In October 2011, the Company announced that NIAID had awarded the Company a new contract under Contract No. HHSN272201100031C (the “NIAID Contract”) for up to $28.0 million over five years to develop broad-spectrum antitoxins for the treatment of human botulism poisoning. The contract work was being performed on a cost-plus-fixed-fee basis over the life of the contract and the Company was recognizing revenue under the arrangement as the services were performed on a proportional- performance basis.
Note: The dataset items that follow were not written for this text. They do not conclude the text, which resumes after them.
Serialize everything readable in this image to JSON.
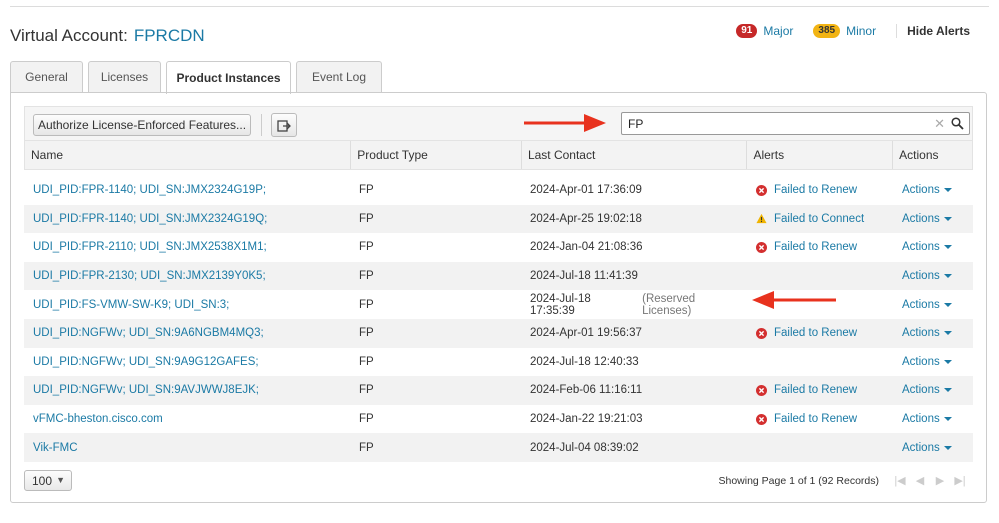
{
  "header": {
    "prefix": "Virtual Account:",
    "account": "FPRCDN"
  },
  "alerts": {
    "major_count": "91",
    "major_label": "Major",
    "minor_count": "385",
    "minor_label": "Minor",
    "hide_label": "Hide Alerts"
  },
  "tabs": [
    {
      "label": "General"
    },
    {
      "label": "Licenses"
    },
    {
      "label": "Product Instances"
    },
    {
      "label": "Event Log"
    }
  ],
  "toolbar": {
    "authorize_label": "Authorize License-Enforced Features..."
  },
  "search": {
    "value": "FP"
  },
  "table": {
    "headers": [
      "Name",
      "Product Type",
      "Last Contact",
      "Alerts",
      "Actions"
    ],
    "rows": [
      {
        "name": "UDI_PID:FPR-1140; UDI_SN:JMX2324G19P;",
        "type": "FP",
        "contact": "2024-Apr-01 17:36:09",
        "reserved": "",
        "alert": "Failed to Renew",
        "alert_kind": "error",
        "action": "Actions"
      },
      {
        "name": "UDI_PID:FPR-1140; UDI_SN:JMX2324G19Q;",
        "type": "FP",
        "contact": "2024-Apr-25 19:02:18",
        "reserved": "",
        "alert": "Failed to Connect",
        "alert_kind": "warning",
        "action": "Actions"
      },
      {
        "name": "UDI_PID:FPR-2110; UDI_SN:JMX2538X1M1;",
        "type": "FP",
        "contact": "2024-Jan-04 21:08:36",
        "reserved": "",
        "alert": "Failed to Renew",
        "alert_kind": "error",
        "action": "Actions"
      },
      {
        "name": "UDI_PID:FPR-2130; UDI_SN:JMX2139Y0K5;",
        "type": "FP",
        "contact": "2024-Jul-18 11:41:39",
        "reserved": "",
        "alert": "",
        "alert_kind": "",
        "action": "Actions"
      },
      {
        "name": "UDI_PID:FS-VMW-SW-K9; UDI_SN:3;",
        "type": "FP",
        "contact": "2024-Jul-18 17:35:39",
        "reserved": "(Reserved Licenses)",
        "alert": "",
        "alert_kind": "",
        "action": "Actions"
      },
      {
        "name": "UDI_PID:NGFWv; UDI_SN:9A6NGBM4MQ3;",
        "type": "FP",
        "contact": "2024-Apr-01 19:56:37",
        "reserved": "",
        "alert": "Failed to Renew",
        "alert_kind": "error",
        "action": "Actions"
      },
      {
        "name": "UDI_PID:NGFWv; UDI_SN:9A9G12GAFES;",
        "type": "FP",
        "contact": "2024-Jul-18 12:40:33",
        "reserved": "",
        "alert": "",
        "alert_kind": "",
        "action": "Actions"
      },
      {
        "name": "UDI_PID:NGFWv; UDI_SN:9AVJWWJ8EJK;",
        "type": "FP",
        "contact": "2024-Feb-06 11:16:11",
        "reserved": "",
        "alert": "Failed to Renew",
        "alert_kind": "error",
        "action": "Actions"
      },
      {
        "name": "vFMC-bheston.cisco.com",
        "type": "FP",
        "contact": "2024-Jan-22 19:21:03",
        "reserved": "",
        "alert": "Failed to Renew",
        "alert_kind": "error",
        "action": "Actions"
      },
      {
        "name": "Vik-FMC",
        "type": "FP",
        "contact": "2024-Jul-04 08:39:02",
        "reserved": "",
        "alert": "",
        "alert_kind": "",
        "action": "Actions"
      }
    ]
  },
  "pager": {
    "page_size": "100",
    "info": "Showing Page 1 of 1 (92 Records)"
  },
  "colors": {
    "link": "#1b7aa5",
    "major": "#c62828",
    "minor": "#f2b414",
    "annotation_arrow": "#e8321e"
  },
  "icons": {
    "error": "error-x-circle-icon",
    "warning": "warning-triangle-icon",
    "export": "export-icon",
    "search": "magnifier-icon",
    "clear": "clear-x-icon"
  }
}
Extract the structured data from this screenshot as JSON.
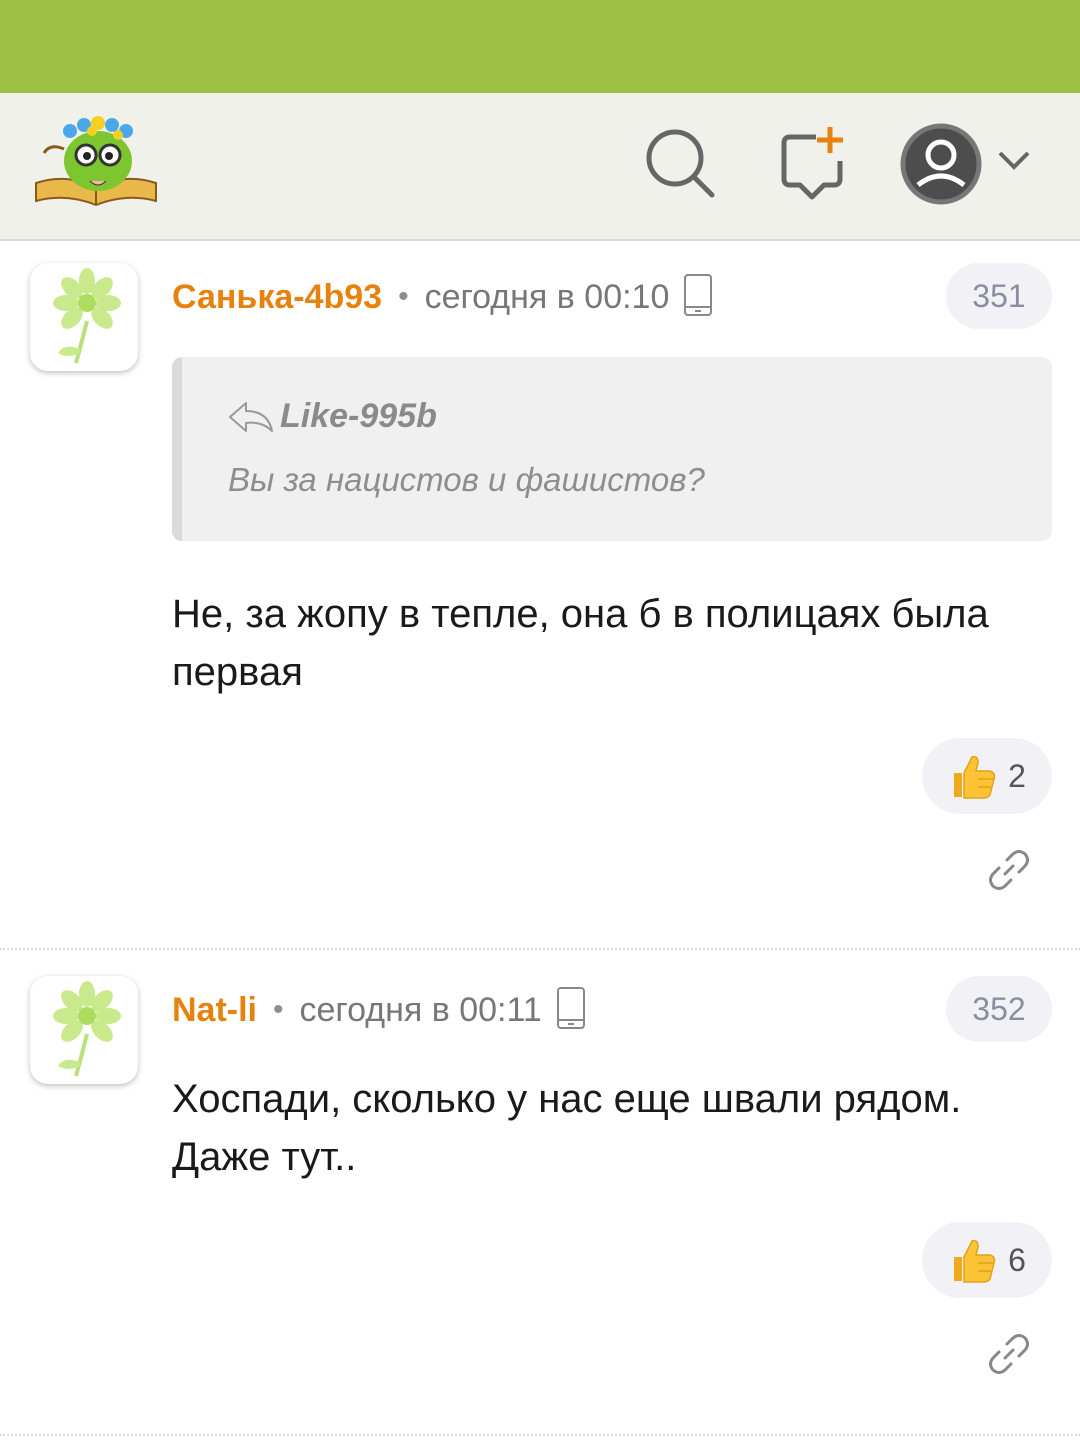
{
  "comments": [
    {
      "author": "Санька-4b93",
      "separator": "•",
      "time": "сегодня в 00:10",
      "number": "351",
      "quote": {
        "author": "Like-995b",
        "text": "Вы за нацистов и фашистов?"
      },
      "text": "Не, за жопу в тепле, она б в полицаях была первая",
      "likes": "2"
    },
    {
      "author": "Nat-li",
      "separator": "•",
      "time": "сегодня в 00:11",
      "number": "352",
      "text": "Хоспади, сколько у нас еще швали рядом. Даже тут..",
      "likes": "6"
    }
  ],
  "colors": {
    "statusbar": "#9dc144",
    "header_bg": "#f1f1ec",
    "author": "#e8820f",
    "badge_bg": "#f2f2f6"
  },
  "icons": [
    "site-logo",
    "search-icon",
    "new-post-icon",
    "user-avatar-icon",
    "chevron-down-icon",
    "flower-icon",
    "phone-icon",
    "reply-icon",
    "thumbs-up-icon",
    "link-icon"
  ]
}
In March 2016, the Company effected a novation of the NIAID Contract to Nanotherapeutics. The novation was effected upon obtaining government approval to transfer the NIAID Contract to Nanotherapeutics pursuant to the asset purchase agreement executed in November 2015 (see Note 6). The Company recognized revenue of zero and $25,000 under this contract for the three months ended June 30, 2017 and 2016, respectively. The Company recognized revenue of zero and $1.1 million under this contract for the six months ended June 30, 2017 and 2016, respectively.

Sale of Future Revenue Streams

On December 21, 2016, the Company entered into two Royalty Interest Acquisition Agreements (together, the “Acquisition Agreements”) with HealthCare Royalty Partners II, L.P. (“HCRP”). Under the first Acquisition Agreement, the Company sold its right to receive milestone payments and royalties on future sales of products subject to a License Agreement, dated August 18, 2005, between XOMA and Wyeth Pharmaceuticals (subsequently acquired by Pfizer, Inc. (“Pfizer”)) for an upfront cash payment of $6.5 million, plus potential additional payments totaling $4.0 million in the event three specified net sales milestones are met in 2017, 2018 and 2019. Under the second Acquisition Agreement, the Company sold all rights to royalties under an Amended and Restated License Agreement dated October 27, 2006 between XOMA and Dyax Corp. for a cash payment of $11.5 million.

The Company classified the proceeds received from HCRP as deferred revenue, to be recognized as contract and other revenue over the life of the license agreements because of the Company's limited continuing involvement in the Acquisition Agreements. Such limited continuing involvement is related to the Company’s undertaking to cooperate with HCRP in the event of litigation or a dispute related to the license agreements. Because the transaction was structured as a non-cancellable sale, the Company does not have significant continuing involvement in the generation of the cash flows due to HCRP and there are no guaranteed rates of return to HCRP, the Company recorded the total proceeds of $18.0 million as deferred revenue. The Company allocated the total proceeds between the two Acquisition Agreements based on the relative fair value of expected payments to be made to HCRP under the license agreements. The deferred revenue is being recognized as contract and other revenue over the life of the underlying license agreements under the "units-of-revenue" method. Under this method, amortization for a reporting period is calculated by computing a ratio of the allocated proceeds received from HCRP to the payments expected to be made by the licensees to HCRP over the term of the Acquisition Agreements, and then applying that ratio to the period’s cash payment. The Company recognized $0.1 million and $0.2 million as contract and other revenue under these arrangements during the three months and six months ended June 30, 2017, respectively. As of June 30, 2017, the current and non-current portion of the remaining deferred revenue was $0.5 million and $17.3 million, respectively. As of December 31, 2016, the Company classified the $18.0 million as non-current deferred revenue.